2: What led you down this path? Where did the intrigue for growing fringe sports come from?
3: Let’s define “growth” a little – are we talking revenue growth, or visibility growth? And even broader, do those require different approaches?
4: You played lacrosse at powerhouse University of Virginia and in the National Lacrosse League for the Philadelphia Wings back in the 80’s– what traits from your playing career have served you well in the business world?
5: For the various sports you work with, you and your team at Maestro have helped them secure sponsors like Uber, Monster Energy Drinks, Chipotle – massive brands.
To make these deals, is it more important to know someone on the inside of the business and have a powerful network of connections – or is it about having a good story and connection to their brand?
6: What is it like when you get Chipotle on the phone and say, “I want to pitch you on being involved with the Pro Breakdancing tour?” is there ever a moment of self-doubt?

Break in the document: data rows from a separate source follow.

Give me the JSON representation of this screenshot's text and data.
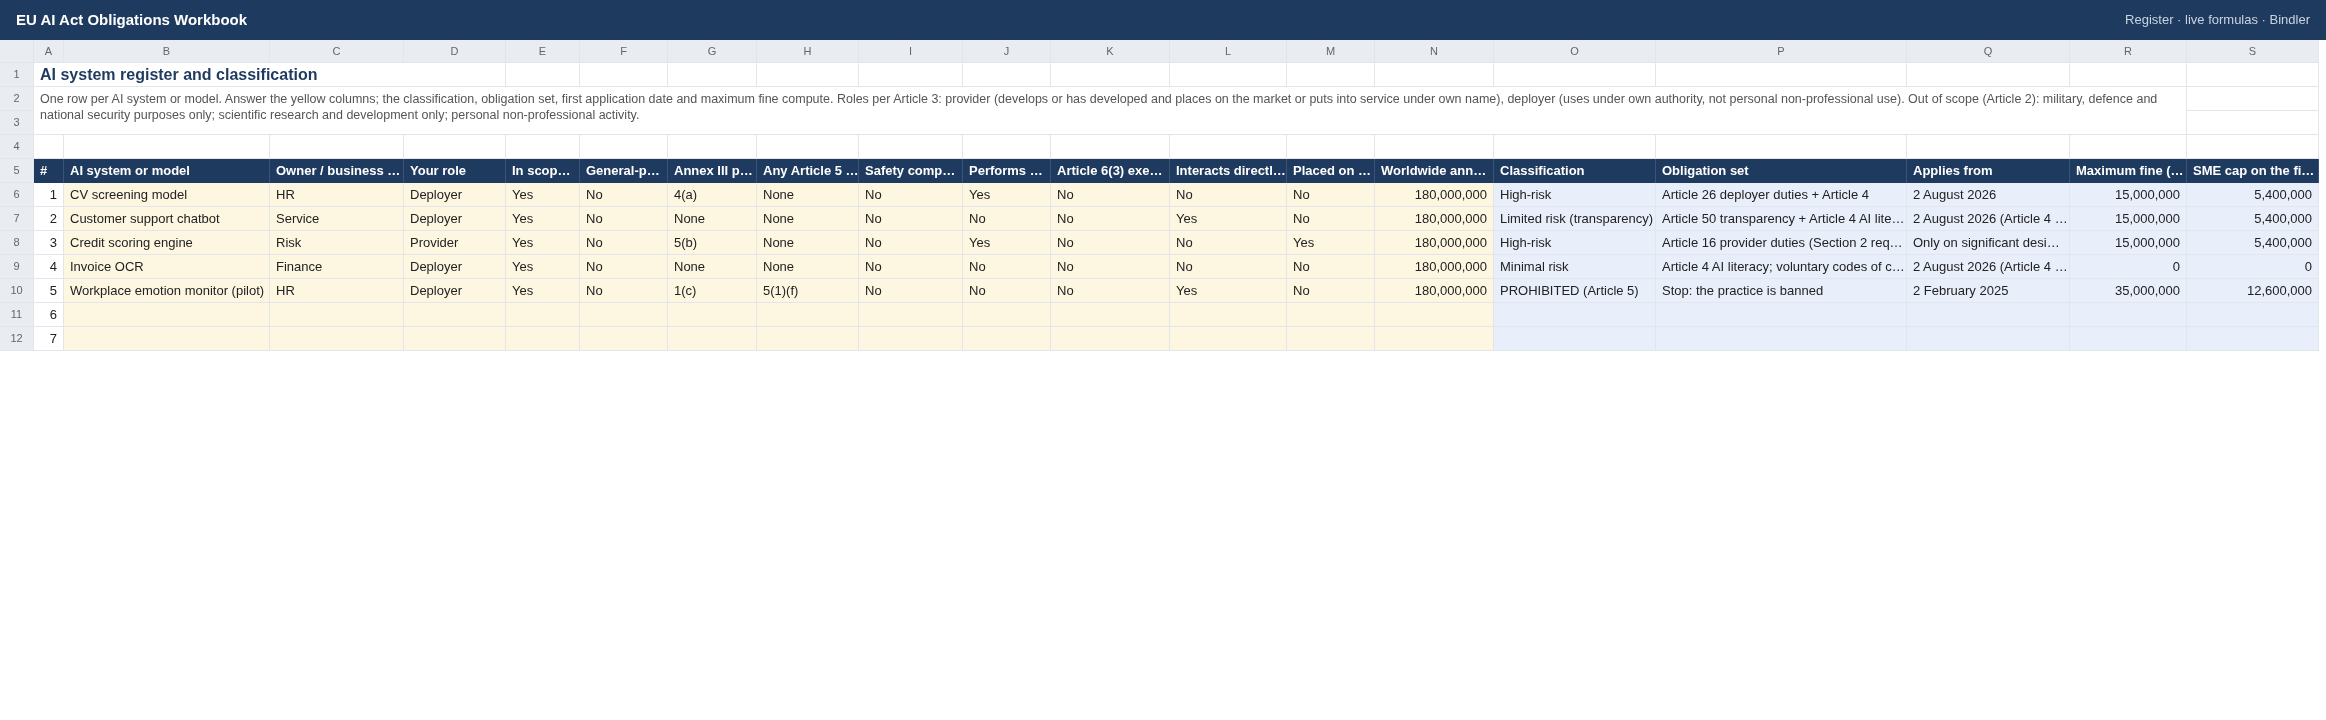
{
  "window": {
    "title": "EU AI Act Obligations Workbook",
    "subtitle": "Register · live formulas · Bindler"
  },
  "sheet": {
    "title_row": "1",
    "title": "AI system register and classification",
    "description_rows": [
      "2",
      "3"
    ],
    "description": "One row per AI system or model. Answer the yellow columns; the classification, obligation set, first application date and maximum fine compute. Roles per Article 3: provider (develops or has developed and places on the market or puts into service under own name), deployer (uses under own authority, not personal non-professional use). Out of scope (Article 2): military, defence and national security purposes only; scientific research and development only; personal non-professional activity.",
    "blank_row": "4",
    "heading_row": "5",
    "columns": [
      {
        "letter": "A",
        "heading": "#",
        "kind": "index",
        "numeric": true
      },
      {
        "letter": "B",
        "heading": "AI system or model",
        "kind": "input",
        "numeric": false
      },
      {
        "letter": "C",
        "heading": "Owner / business …",
        "kind": "input",
        "numeric": false
      },
      {
        "letter": "D",
        "heading": "Your role",
        "kind": "input",
        "numeric": false
      },
      {
        "letter": "E",
        "heading": "In scop…",
        "kind": "input",
        "numeric": false
      },
      {
        "letter": "F",
        "heading": "General-p…",
        "kind": "input",
        "numeric": false
      },
      {
        "letter": "G",
        "heading": "Annex III p…",
        "kind": "input",
        "numeric": false
      },
      {
        "letter": "H",
        "heading": "Any Article 5 …",
        "kind": "input",
        "numeric": false
      },
      {
        "letter": "I",
        "heading": "Safety comp…",
        "kind": "input",
        "numeric": false
      },
      {
        "letter": "J",
        "heading": "Performs …",
        "kind": "input",
        "numeric": false
      },
      {
        "letter": "K",
        "heading": "Article 6(3) exe…",
        "kind": "input",
        "numeric": false
      },
      {
        "letter": "L",
        "heading": "Interacts directl…",
        "kind": "input",
        "numeric": false
      },
      {
        "letter": "M",
        "heading": "Placed on …",
        "kind": "input",
        "numeric": false
      },
      {
        "letter": "N",
        "heading": "Worldwide ann…",
        "kind": "input",
        "numeric": true
      },
      {
        "letter": "O",
        "heading": "Classification",
        "kind": "computed",
        "numeric": false
      },
      {
        "letter": "P",
        "heading": "Obligation set",
        "kind": "computed",
        "numeric": false
      },
      {
        "letter": "Q",
        "heading": "Applies from",
        "kind": "computed",
        "numeric": false
      },
      {
        "letter": "R",
        "heading": "Maximum fine (…",
        "kind": "computed",
        "numeric": true
      },
      {
        "letter": "S",
        "heading": "SME cap on the fi…",
        "kind": "computed",
        "numeric": true
      }
    ],
    "rows": [
      {
        "row_number": "6",
        "cells": [
          "1",
          "CV screening model",
          "HR",
          "Deployer",
          "Yes",
          "No",
          "4(a)",
          "None",
          "No",
          "Yes",
          "No",
          "No",
          "No",
          "180,000,000",
          "High-risk",
          "Article 26 deployer duties + Article 4",
          "2 August 2026",
          "15,000,000",
          "5,400,000"
        ]
      },
      {
        "row_number": "7",
        "cells": [
          "2",
          "Customer support chatbot",
          "Service",
          "Deployer",
          "Yes",
          "No",
          "None",
          "None",
          "No",
          "No",
          "No",
          "Yes",
          "No",
          "180,000,000",
          "Limited risk (transparency)",
          "Article 50 transparency + Article 4 AI lite…",
          "2 August 2026 (Article 4 …",
          "15,000,000",
          "5,400,000"
        ]
      },
      {
        "row_number": "8",
        "cells": [
          "3",
          "Credit scoring engine",
          "Risk",
          "Provider",
          "Yes",
          "No",
          "5(b)",
          "None",
          "No",
          "Yes",
          "No",
          "No",
          "Yes",
          "180,000,000",
          "High-risk",
          "Article 16 provider duties (Section 2 req…",
          "Only on significant desi…",
          "15,000,000",
          "5,400,000"
        ]
      },
      {
        "row_number": "9",
        "cells": [
          "4",
          "Invoice OCR",
          "Finance",
          "Deployer",
          "Yes",
          "No",
          "None",
          "None",
          "No",
          "No",
          "No",
          "No",
          "No",
          "180,000,000",
          "Minimal risk",
          "Article 4 AI literacy; voluntary codes of c…",
          "2 August 2026 (Article 4 …",
          "0",
          "0"
        ]
      },
      {
        "row_number": "10",
        "cells": [
          "5",
          "Workplace emotion monitor (pilot)",
          "HR",
          "Deployer",
          "Yes",
          "No",
          "1(c)",
          "5(1)(f)",
          "No",
          "No",
          "No",
          "Yes",
          "No",
          "180,000,000",
          "PROHIBITED (Article 5)",
          "Stop: the practice is banned",
          "2 February 2025",
          "35,000,000",
          "12,600,000"
        ]
      },
      {
        "row_number": "11",
        "cells": [
          "6"
        ]
      },
      {
        "row_number": "12",
        "cells": [
          "7"
        ]
      }
    ]
  }
}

7: How important is data when you are in a pitch? I’d imagine these huge brands want to be convinced of their reach and impact, not just sold a cool story.
8: Are you able to take the knowledge you have working with one sport, like curling, and apply it to another growth project like ultimate frisbee? Are there techniques and knowledge that cross-over or is it complete different each time?
9: What about the audiences? Are there similarities across fringe sports, or are they completely different animals?
10: OK, let’s get into the tactical a little bit -- without sharing any company secrets -- what does a growth plan look like? You get interested in helping a sport like axe-throwing grow – where do you even start?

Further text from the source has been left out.